Which gets me to my point in writing this. Spending 10% of your GDP on your military is not the same thing as having soldiers who are willing to get up and out of a fighting position and close with an opposing force under fire. An industrial base can provide your force with all the tools, but a cause is what gives those who use these weapons the ability to actually fight.
War is—and I cannot stress this enough—first and foremost a political activity, and the actual logic of when a war ends is driven by the domestic will of a political community to prosecute the war. A war does not just simply end when it’s most convenient for one party to decide that the killing will stop. The Ukrainians get a vote.
What I mean here is that the Ukrainian people have a reason to fight. Their capitulation will mean that an autocratic nation that has committed itself to ethnically cleansing Ukraine will get its way—and the Ukrainian people will be subject to Russian rule. They have an existential cause worth fighting for, and there is no foreseeable reason why the failure of an offensive would change this.
In an attritional war of position winning a war is still just as much about industrial capacity as it is about the ability of one’s political community to maintain a firm belief in the legitimacy of their cause.
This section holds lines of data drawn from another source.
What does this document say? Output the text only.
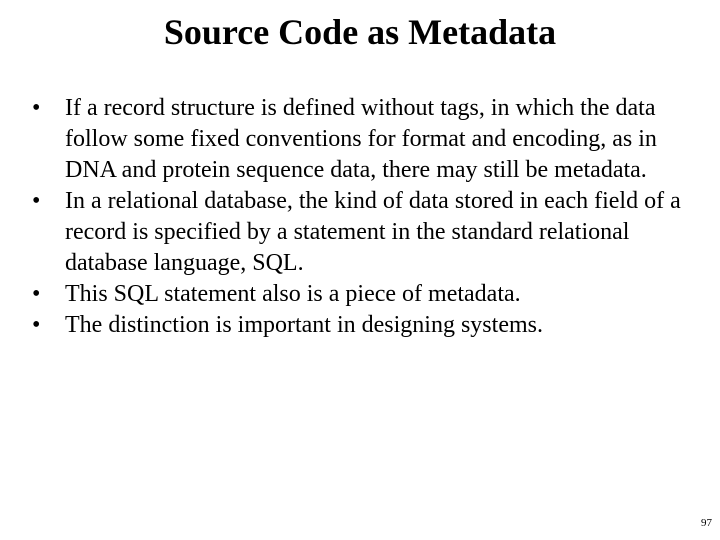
Source Code as Metadata
•	If a record structure is defined without tags, in which the data follow some fixed conventions for format and encoding, as in DNA and protein sequence data, there may still be metadata.
•	In a relational database, the kind of data stored in each field of a record is specified by a statement in the standard relational database language, SQL.
•	This SQL statement also is a piece of metadata.
•	The distinction is important in designing systems.
97
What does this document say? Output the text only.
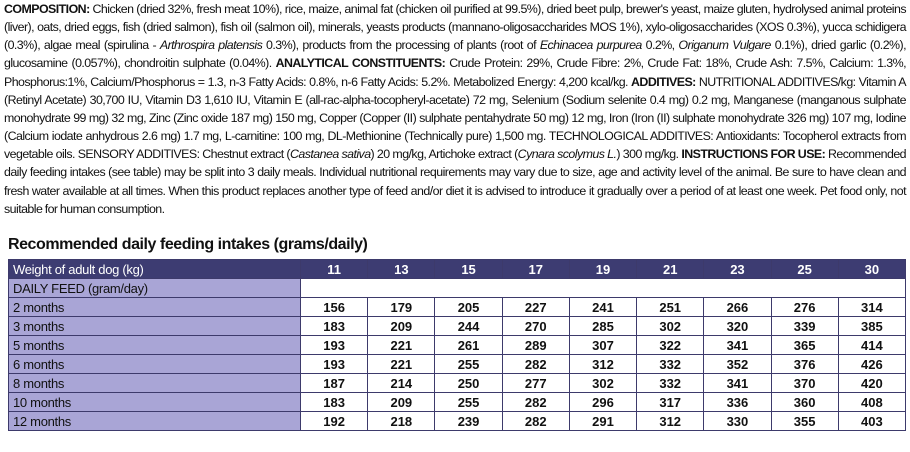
COMPOSITION: Chicken (dried 32%, fresh meat 10%), rice, maize, animal fat (chicken oil purified at 99.5%), dried beet pulp, brewer's yeast, maize gluten, hydrolysed animal proteins (liver), oats, dried eggs, fish (dried salmon), fish oil (salmon oil), minerals, yeasts products (mannano-oligosaccharides MOS 1%), xylo-oligosaccharides (XOS 0.3%), yucca schidigera (0.3%), algae meal (spirulina - Arthrospira platensis 0.3%), products from the processing of plants (root of Echinacea purpurea 0.2%, Origanum Vulgare 0.1%), dried garlic (0.2%), glucosamine (0.057%), chondroitin sulphate (0.04%). ANALYTICAL CONSTITUENTS: Crude Protein: 29%, Crude Fibre: 2%, Crude Fat: 18%, Crude Ash: 7.5%, Calcium: 1.3%, Phosphorus:1%, Calcium/Phosphorus = 1.3, n-3 Fatty Acids: 0.8%, n-6 Fatty Acids: 5.2%. Metabolized Energy: 4,200 kcal/kg. ADDITIVES: NUTRITIONAL ADDITIVES/kg: Vitamin A (Retinyl Acetate) 30,700 IU, Vitamin D3 1,610 IU, Vitamin E (all-rac-alpha-tocopheryl-acetate) 72 mg, Selenium (Sodium selenite 0.4 mg) 0.2 mg, Manganese (manganous sulphate monohydrate 99 mg) 32 mg, Zinc (Zinc oxide 187 mg) 150 mg, Copper (Copper (II) sulphate pentahydrate 50 mg) 12 mg, Iron (Iron (II) sulphate monohydrate 326 mg) 107 mg, Iodine (Calcium iodate anhydrous 2.6 mg) 1.7 mg, L-carnitine: 100 mg, DL-Methionine (Technically pure) 1,500 mg. TECHNOLOGICAL ADDITIVES: Antioxidants: Tocopherol extracts from vegetable oils. SENSORY ADDITIVES: Chestnut extract (Castanea sativa) 20 mg/kg, Artichoke extract (Cynara scolymus L.) 300 mg/kg. INSTRUCTIONS FOR USE: Recommended daily feeding intakes (see table) may be split into 3 daily meals. Individual nutritional requirements may vary due to size, age and activity level of the animal. Be sure to have clean and fresh water available at all times. When this product replaces another type of feed and/or diet it is advised to introduce it gradually over a period of at least one week. Pet food only, not suitable for human consumption.

Recommended daily feeding intakes (grams/daily)
Weight of adult dog (kg)	11	13	15	17	19	21	23	25	30
DAILY FEED (gram/day)									
2 months	156	179	205	227	241	251	266	276	314
3 months	183	209	244	270	285	302	320	339	385
5 months	193	221	261	289	307	322	341	365	414
6 months	193	221	255	282	312	332	352	376	426
8 months	187	214	250	277	302	332	341	370	420
10 months	183	209	255	282	296	317	336	360	408
12 months	192	218	239	282	291	312	330	355	403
The more uncomfortable aspect of a contemporary war of position is that a modern nation-state can mobilize its population and resources for war much longer than you would expect possible. Ukraine put simply can realistically functionally continue to fight this war indefinitely as long as the will exists to do so.
This is to say, the Ukrainian failure to succeed this time in Zaporizhzhia means approximately as much as when the Germans prevailed at the Battle of Mons in the First World War. It means nothing. A war does not simply end when one party decides it will.
The United States spent years sending diplomats to the Taliban with lofty pronouncements about how there was no “military solution” to the war in Afghanistan. The problem with that logic was always that a war does not become unwinnable when only one party decides that it is. The Taliban disagreed and kept fighting. The Government of Afghanistan fell.
Proponents of Ukraine striking a deal, because they have decided by some arbitrary measure that the war is no longer winnable, are a sort of funhouse mirror of the State Department officials that parroted this line years ago.
The will to fight is what determines the outcome of a war, and Ukraine’s ability to prosecute the war until its conclusion is a matter that their domestic population will determine. Not the outcome of any single operation. Ukraine can fight—and Ukraine can win—as long as Ukrainians believe in the cause they’re fighting for.